L’officier supérieur qui reçut l’aumônier, le pria vertement de se mêler de ce qui le regardait ; l’ordre était donné par le corps d’armée et lui-même n’y pouvait rien. « En ce cas, repris BROTTIER, puisque vous envoyez ces hommes à une mort certaine, partez le premier et je vais avec vous. Ainsi personne n’aura rien à dire. D’une manière surprenante, le chef d’état-major prit alors son casque, et ils se rendirent tous les deux jusqu’aux tranchées de première ligne. L’officier constatant alors combien le Père BROTTIER disait vrai, en référa au général qui donna ordre de suspendre l’attaque… Des centaines de soldats furent épargnés cette nuit-là, grâce à l’intervention de cet aumônier peu ordinaire !

 

Dès fin 1917, le Père BROTTIER a eu l’idée de conserver l’esprit d’unité et de solidarité des poilus, et d’essayer de le maintenir la paix revenue. « Tous ces soldats qui se sont battus au coude à coude, se sacrifiant les uns pour les autres, sans aucune considération de classes sociales ou d’idéologies politiques et religieuses, devraient constituer le ferment d’une réconciliation nationale. Ce serait l’Union Nationale des Combattants (UNC), à laquelle le Père BROTTIER proposa la belle devise : « Unis comme au front ». Toujours audacieux et aidé par des officiers amis, il va trouver CLEMENCEAU et lui expose son projet. Hanté par « l’Union Sacrée », le Tigre lui répond : « Mon Père, vous avez une idée magnifique ! Des deux mains je vous approuve et vous encourage ! Voici 100 000 F qui m’ont été remis récemment par une pauvre mère qui a perdu son fils à la guerre… Puissiez-vous faire, avec cette somme, du bon travail ! » CLEMENCEAU connaissait déjà le Père BROTTIER. C’était au cours d’une de ses légendaires tournées des popotes. On raconte que pénétrant dans une tranchée, le Président demande :

« Où est l’aumônier BROTTIER ? »

« Il prie »

« Parfait ! La victoire de demain est assurée ! »

 

RECOMPENSÉ PAR LA NATION RECONNAISSANTE

Le 5 Mai 1916, avant de quitter le champ de bataille de Verdun, le Père BROTTIER, dont la conduite a été au-dessus de tout éloge, est fait chevalier de la Légion d’Honneur devant le front de la 26e division, avec la citation suivante :

« Depuis le début de la campagne, le Père BROTTIER n’a cessé de prodiguer ses soins aux blessés avec un courage et une abnégation au-dessus de tout éloge. Pendant les combats de Mars 1916, est resté au premier rang avec les troupes engagées, dans les circonstances les plus difficiles, recueillant les blessés sous un feu meurtrier, les soignant et les encourageant. A apporté à tous le meilleur réconfort moral par sa belle attitude, par son sang-froid et son admirable dévouement ».

 

Très peu de temps après, le 16 Mai, nouvelle citation à l’ordre de l’armée :

« S’est fait remarquer depuis le début de la campagne par son abnégation, son dévouement, son mépris absolu du danger, toujours au milieu des troupes au moment des attaques, se portant au secours des blessés sans tenir compte des dangers qui l’entouraient. S’est particulièrement fait remarquer pendant les bombardements dirigés sur nos lignes devant le bois d’Avocourt les 22, 23, et 24 Mars 1916, où il a eu ses vêtements déchirés par les éclats d’obus. Ne trouvant pas sa mission achevée, il employait ses nuits à inhumer nos morts ».

 

Le 26 Novembre, nouvelle citation, soit trois citations en un an de guerre !

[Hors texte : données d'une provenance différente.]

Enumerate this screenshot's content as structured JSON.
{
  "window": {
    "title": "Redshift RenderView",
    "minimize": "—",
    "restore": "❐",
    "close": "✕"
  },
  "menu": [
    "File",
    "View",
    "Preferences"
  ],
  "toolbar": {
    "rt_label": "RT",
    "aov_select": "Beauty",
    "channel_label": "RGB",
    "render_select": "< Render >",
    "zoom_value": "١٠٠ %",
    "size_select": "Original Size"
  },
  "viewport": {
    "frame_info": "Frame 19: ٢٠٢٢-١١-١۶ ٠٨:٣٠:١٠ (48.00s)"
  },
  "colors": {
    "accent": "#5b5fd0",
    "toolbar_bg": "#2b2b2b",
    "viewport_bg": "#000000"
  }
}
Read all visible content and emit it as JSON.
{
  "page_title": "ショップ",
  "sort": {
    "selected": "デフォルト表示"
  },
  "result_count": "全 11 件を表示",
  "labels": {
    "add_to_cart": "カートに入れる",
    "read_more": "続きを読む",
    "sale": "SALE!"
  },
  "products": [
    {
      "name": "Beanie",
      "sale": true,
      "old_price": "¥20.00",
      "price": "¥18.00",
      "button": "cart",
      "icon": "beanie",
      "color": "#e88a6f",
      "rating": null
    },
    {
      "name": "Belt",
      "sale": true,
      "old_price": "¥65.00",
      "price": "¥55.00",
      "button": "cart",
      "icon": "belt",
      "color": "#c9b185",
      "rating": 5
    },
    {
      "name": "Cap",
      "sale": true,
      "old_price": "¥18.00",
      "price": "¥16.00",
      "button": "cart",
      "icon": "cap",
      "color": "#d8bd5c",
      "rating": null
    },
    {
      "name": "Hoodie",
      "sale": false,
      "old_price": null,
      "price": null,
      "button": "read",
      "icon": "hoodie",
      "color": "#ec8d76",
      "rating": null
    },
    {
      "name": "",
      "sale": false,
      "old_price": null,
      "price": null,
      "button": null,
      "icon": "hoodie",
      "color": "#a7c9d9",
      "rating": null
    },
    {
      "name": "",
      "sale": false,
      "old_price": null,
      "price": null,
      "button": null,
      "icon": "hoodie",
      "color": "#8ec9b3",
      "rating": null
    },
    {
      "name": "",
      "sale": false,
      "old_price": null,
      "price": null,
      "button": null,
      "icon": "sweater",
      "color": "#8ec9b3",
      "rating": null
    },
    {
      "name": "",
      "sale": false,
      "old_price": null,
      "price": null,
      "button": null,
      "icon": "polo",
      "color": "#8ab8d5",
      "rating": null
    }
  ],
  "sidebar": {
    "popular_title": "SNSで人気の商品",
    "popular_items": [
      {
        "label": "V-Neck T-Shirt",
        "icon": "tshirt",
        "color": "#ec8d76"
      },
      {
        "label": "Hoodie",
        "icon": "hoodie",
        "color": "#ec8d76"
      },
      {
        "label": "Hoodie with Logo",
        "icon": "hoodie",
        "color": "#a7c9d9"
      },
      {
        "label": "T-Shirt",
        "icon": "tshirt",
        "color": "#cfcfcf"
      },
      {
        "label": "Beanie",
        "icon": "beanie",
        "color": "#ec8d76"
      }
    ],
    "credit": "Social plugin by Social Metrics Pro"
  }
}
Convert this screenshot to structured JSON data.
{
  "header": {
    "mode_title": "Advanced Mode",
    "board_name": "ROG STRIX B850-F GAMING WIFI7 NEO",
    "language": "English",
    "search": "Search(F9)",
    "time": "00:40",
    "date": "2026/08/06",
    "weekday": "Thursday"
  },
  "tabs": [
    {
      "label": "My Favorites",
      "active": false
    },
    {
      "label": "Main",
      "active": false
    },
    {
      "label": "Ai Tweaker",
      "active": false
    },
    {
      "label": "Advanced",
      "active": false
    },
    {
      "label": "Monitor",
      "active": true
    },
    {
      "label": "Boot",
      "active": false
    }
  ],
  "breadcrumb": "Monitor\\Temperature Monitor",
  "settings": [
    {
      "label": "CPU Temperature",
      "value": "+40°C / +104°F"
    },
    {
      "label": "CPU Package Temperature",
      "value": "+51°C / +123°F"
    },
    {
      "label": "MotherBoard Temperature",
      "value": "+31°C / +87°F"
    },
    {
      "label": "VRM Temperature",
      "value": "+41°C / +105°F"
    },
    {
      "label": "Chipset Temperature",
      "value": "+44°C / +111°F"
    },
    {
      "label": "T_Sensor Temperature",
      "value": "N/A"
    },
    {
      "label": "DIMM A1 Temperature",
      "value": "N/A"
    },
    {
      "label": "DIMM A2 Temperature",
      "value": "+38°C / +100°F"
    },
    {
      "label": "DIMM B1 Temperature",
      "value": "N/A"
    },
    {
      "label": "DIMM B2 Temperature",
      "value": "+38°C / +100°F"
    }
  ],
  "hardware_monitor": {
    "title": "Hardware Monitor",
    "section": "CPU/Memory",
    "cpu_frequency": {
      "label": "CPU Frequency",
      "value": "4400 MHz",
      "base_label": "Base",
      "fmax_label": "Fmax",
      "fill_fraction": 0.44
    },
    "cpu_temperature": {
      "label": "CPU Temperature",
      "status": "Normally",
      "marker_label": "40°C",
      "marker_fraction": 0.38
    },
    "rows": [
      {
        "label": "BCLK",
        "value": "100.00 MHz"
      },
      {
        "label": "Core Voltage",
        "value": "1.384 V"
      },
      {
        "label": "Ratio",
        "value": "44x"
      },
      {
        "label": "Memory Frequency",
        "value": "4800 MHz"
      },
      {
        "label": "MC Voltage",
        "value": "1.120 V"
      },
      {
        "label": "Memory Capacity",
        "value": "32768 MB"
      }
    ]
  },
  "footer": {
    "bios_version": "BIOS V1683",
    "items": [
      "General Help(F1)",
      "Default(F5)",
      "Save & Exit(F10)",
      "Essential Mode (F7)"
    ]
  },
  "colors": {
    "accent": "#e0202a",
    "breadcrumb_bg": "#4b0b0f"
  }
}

« Superbe de courage et de dévouement, d’esprit de devoir. Est parti à l’assaut le 4 septembre 1916 avec les premières vagues du régiment, encourageant tous ceux qui étaient autour de lui. N’a cessé depuis, sous les bombardements les plus violents et les plus meurtriers, d’aller d’une unité à l’autre, sans le moindre souci du danger, prêchant l’exemple et se prodiguant inlassablement pour rechercher les blessés et les panser lui-même ».

 

Le 17 Mai 1917, nouvelle citation (à l’ordre du 105e R.I), la 4e :

« A depuis le début de la campagne, partagé les fatigues et les dangers dans tous les combats livrés par le régiment, donnant les preuves de la plus grande bravoure et du mépris absolu du danger, en réconfortant les blessés, souvent sous les bombardements les plus violents. S’est particulièrement dépensé à Verdun et dans la Somme ».

 

En Septembre 1917, citation (à l’ordre du 121e R.I), la 5e :

« Aumônier légendaire au 121e R.I pour sa bravoure calme et réfléchie, son mépris du danger, son extraordinaire esprit de dévouement et d’abnégation. A pris part avec le régiment aux combats de Chaulnes, les 4 et 6 Septembre 1916, Moulins-de-Tous-Vents, le 13 Avril 1917, partant en tête des vagues d’assaut et arrivant un des premiers dans les lignes ennemies. S’est prodigué en toutes circonstances et sous les plus violents bombardements, pour apporter aux blessés le réconfort de sa présence et leur donner les soins nécessaires. Est hautement estimé et admiré de tous au régiment ».

 

Le 29 Juin 1918, citation à l’ordre de l’armée (la 6e) :

« Ame magnifique où s’allient harmonieusement l’ardeur du soldat et le dévouement du prêtre. Légendaire au régiment dont il partage toujours les heures pénibles. Pendant les attaques des 1er et 2 juin 1918 à Troesnes, il parcourait la ligne pour relever, panser et secourir les blessés, allant les chercher en avant de nos postes, sous le feu intense des mitrailleuses, et encourageant les combattants. Est resté à Troesnes malgré deux relèves de bataillon, subissant le 3 une nouvelle attaque, et, dans les jours suivants, un bombardement très dur. Exerce sur les combattants qu’il soutient moralement, aux heures difficiles, par ses encouragements et son exemple, l’influence la plus heureuse ».

 

 

Telles vous ont été ici mises en pleine lumière, ces illustrations du comportement exceptionnel et exemplaire de ce personnage rare. Je m’étais donné pour mission de vous les relater, depuis longtemps déjà.